John Carpenter’s made-for-TV movie Someone’s Watching Me! was released before Halloween and has a reputation as one of the horror maestro’s forgotten films — mostly due to lack of distribution. Lauren Hutton’s Leigh Michaels is stalked by a stranger who watches her in her apartment and engages her in a frightening game of cat-and-mouse. The movie also stars Adrienne Barbeau who would later appear in Carpenter’s The Fog and Escape from New York.

Amer

In Amer, Hélène Cattet and Bruno Forzani use the stylistic devices of giallo cinema — Italian thrillers that fetishized voyeurism. The film follows a young woman name Ana through the different stages of her development, emphasizing vision and watching — as in when adolescent Ana sees her parents having sex and during a visceral razor-meets-eye scene.

Naked Eyes

Léos Carax’s 42-second short tale is about a mysterious blind woman and her surreal method of seeing.
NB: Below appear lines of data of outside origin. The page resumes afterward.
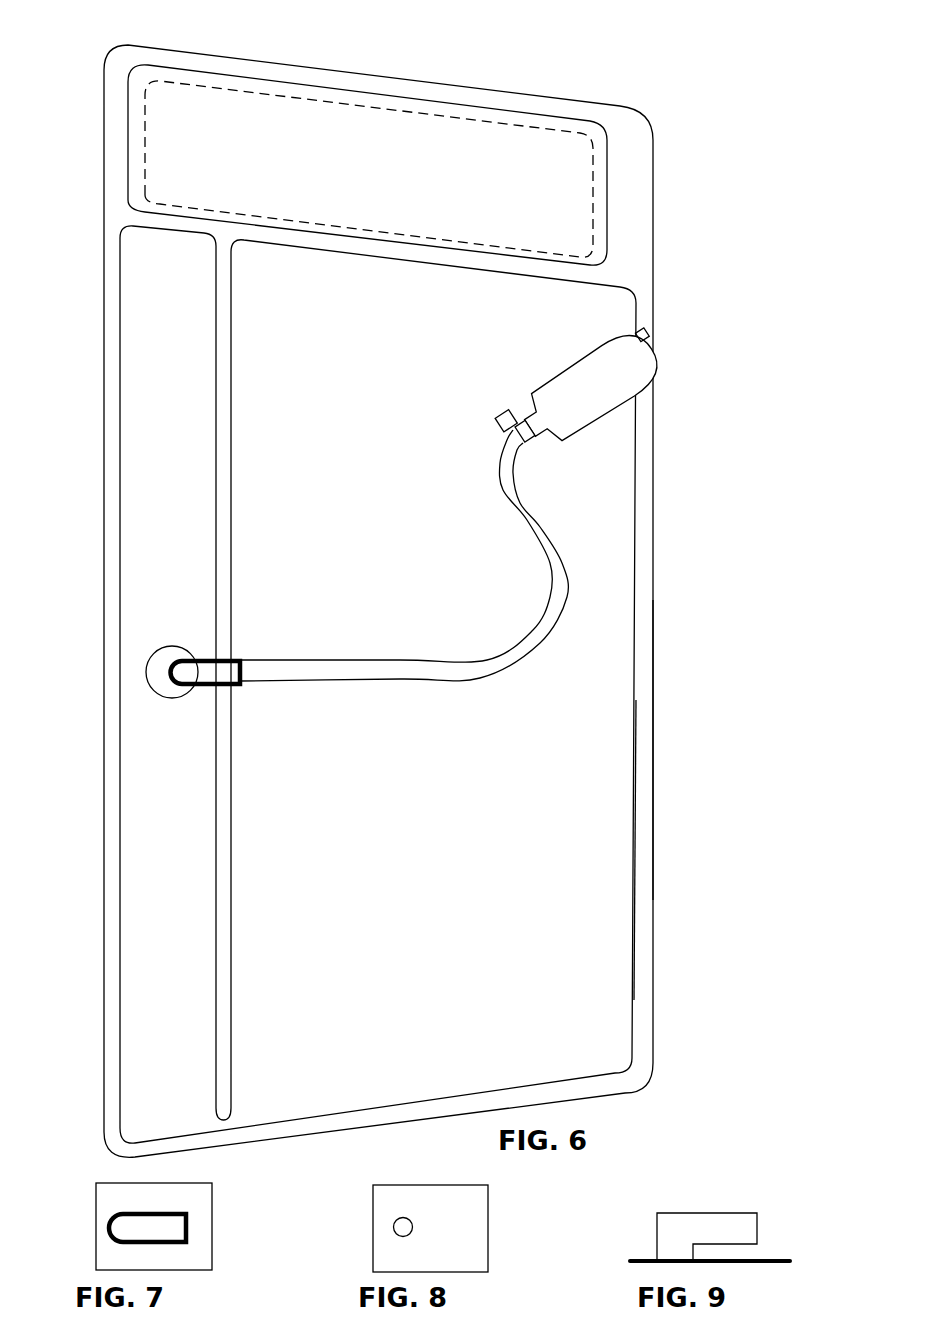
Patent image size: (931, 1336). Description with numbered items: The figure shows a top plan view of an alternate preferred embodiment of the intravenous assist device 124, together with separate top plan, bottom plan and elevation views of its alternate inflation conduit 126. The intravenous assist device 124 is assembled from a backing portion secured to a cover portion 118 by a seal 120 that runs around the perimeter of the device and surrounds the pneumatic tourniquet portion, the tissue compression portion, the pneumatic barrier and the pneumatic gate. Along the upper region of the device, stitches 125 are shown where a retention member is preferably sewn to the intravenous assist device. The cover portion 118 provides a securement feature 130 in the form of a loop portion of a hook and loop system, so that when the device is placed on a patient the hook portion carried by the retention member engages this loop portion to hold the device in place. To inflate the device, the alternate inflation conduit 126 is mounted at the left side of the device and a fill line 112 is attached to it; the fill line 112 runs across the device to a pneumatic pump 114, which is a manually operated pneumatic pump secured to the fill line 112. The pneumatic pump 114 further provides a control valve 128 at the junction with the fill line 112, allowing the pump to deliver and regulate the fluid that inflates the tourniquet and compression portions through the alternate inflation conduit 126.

In FIG. 6, the intravenous assist device 124 is at (544, 60).
In FIG. 6, the stitches 125 is at (317, 238).
In FIG. 6, the cover portion 118 is at (588, 994).
In FIG. 6, the seal 120 is at (645, 775).
In FIG. 6, the securement feature 130 is at (572, 882).
In FIG. 6, the fill line 112 is at (340, 683).
In FIG. 6, the pneumatic pump 114 is at (568, 355).
In FIG. 6, the control valve 128 is at (540, 437).
In FIG. 6, the alternate inflation conduit 126 is at (157, 658).
In FIG. 7, the alternate inflation conduit 126 is at (285, 1194).
In FIG. 8, the alternate inflation conduit 126 is at (497, 1210).
In FIG. 9, the alternate inflation conduit 126 is at (714, 1196).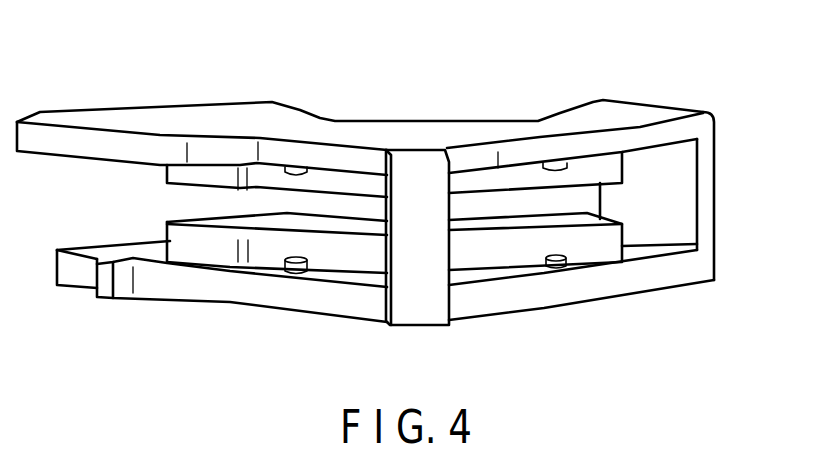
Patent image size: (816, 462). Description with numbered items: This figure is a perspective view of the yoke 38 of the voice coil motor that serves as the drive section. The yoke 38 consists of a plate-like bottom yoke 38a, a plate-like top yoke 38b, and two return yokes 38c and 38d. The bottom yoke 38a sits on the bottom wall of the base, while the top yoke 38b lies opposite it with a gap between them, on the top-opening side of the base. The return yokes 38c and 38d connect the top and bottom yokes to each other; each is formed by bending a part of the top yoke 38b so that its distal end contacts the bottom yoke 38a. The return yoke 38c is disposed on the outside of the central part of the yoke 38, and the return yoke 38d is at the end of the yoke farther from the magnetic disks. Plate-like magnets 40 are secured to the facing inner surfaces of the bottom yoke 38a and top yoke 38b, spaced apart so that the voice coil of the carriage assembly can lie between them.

The yoke 38 is at (415, 93).
The bottom yoke 38a is at (300, 300).
The top yoke 38b is at (337, 130).
The return yoke 38c is at (422, 230).
The return yoke 38d is at (677, 195).
The magnets 40 is at (606, 242).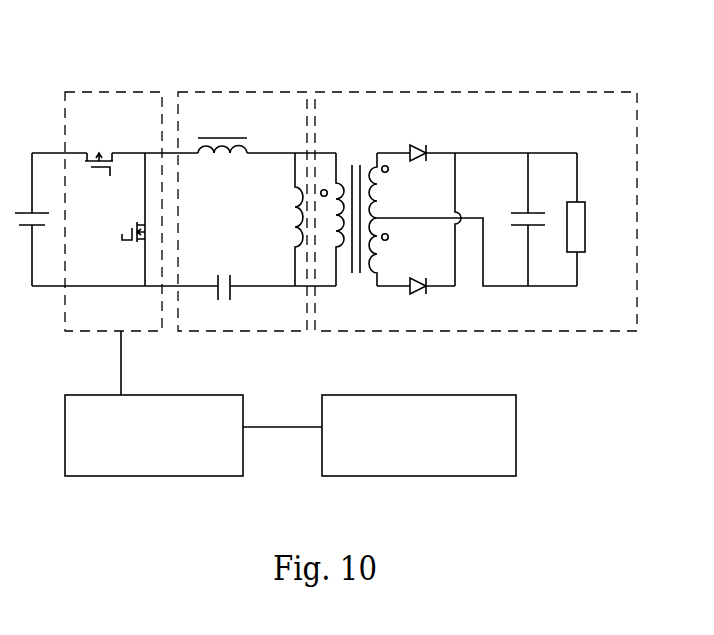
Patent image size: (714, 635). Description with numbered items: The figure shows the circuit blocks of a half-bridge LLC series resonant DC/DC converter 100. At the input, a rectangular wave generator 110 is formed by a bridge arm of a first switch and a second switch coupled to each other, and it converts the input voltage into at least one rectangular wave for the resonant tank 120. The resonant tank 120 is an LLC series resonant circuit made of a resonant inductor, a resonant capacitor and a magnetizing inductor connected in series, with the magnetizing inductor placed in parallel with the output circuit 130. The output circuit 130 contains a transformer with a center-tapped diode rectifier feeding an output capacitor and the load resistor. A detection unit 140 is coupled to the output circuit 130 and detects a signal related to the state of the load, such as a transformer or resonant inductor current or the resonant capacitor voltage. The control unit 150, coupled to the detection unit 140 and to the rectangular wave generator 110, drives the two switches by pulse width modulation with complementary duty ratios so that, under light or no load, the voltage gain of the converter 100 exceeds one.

The DC/DC converter 100 is at (53, 57).
The rectangular wave generator 110 is at (131, 92).
The resonant tank 120 is at (261, 92).
The output circuit 130 is at (469, 92).
The detection unit 140 is at (438, 458).
The control unit 150 is at (173, 458).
Watch it, above.

In the House

From RogerEbert.com on François Ozon’s film about the obsession between a teacher, student, and a story that blurs the boundaries between truth and fiction:

The voyeuristic aspect of Claude’s story is essential to its appeal, and one of the illicit pleasures of storytelling and moviemaking in general, but voyeurs are inevitably implicated in what they see. Eventually, Germain becomes an active participant in the story, so involved in its creation and cultivation that he conspires with the writer not only to change events in the story but to take questionable actions in his life outside the story to help it continue . . . which then become new wrinkles in the story.

Alice

Marco Martins’ Portuguese drama looks at how familial grief overwhelms a father who obsessively traces a path through the city of Lisbon with his own video surveillance network, poring over the tapes day and night to look for clues about his missing daughter.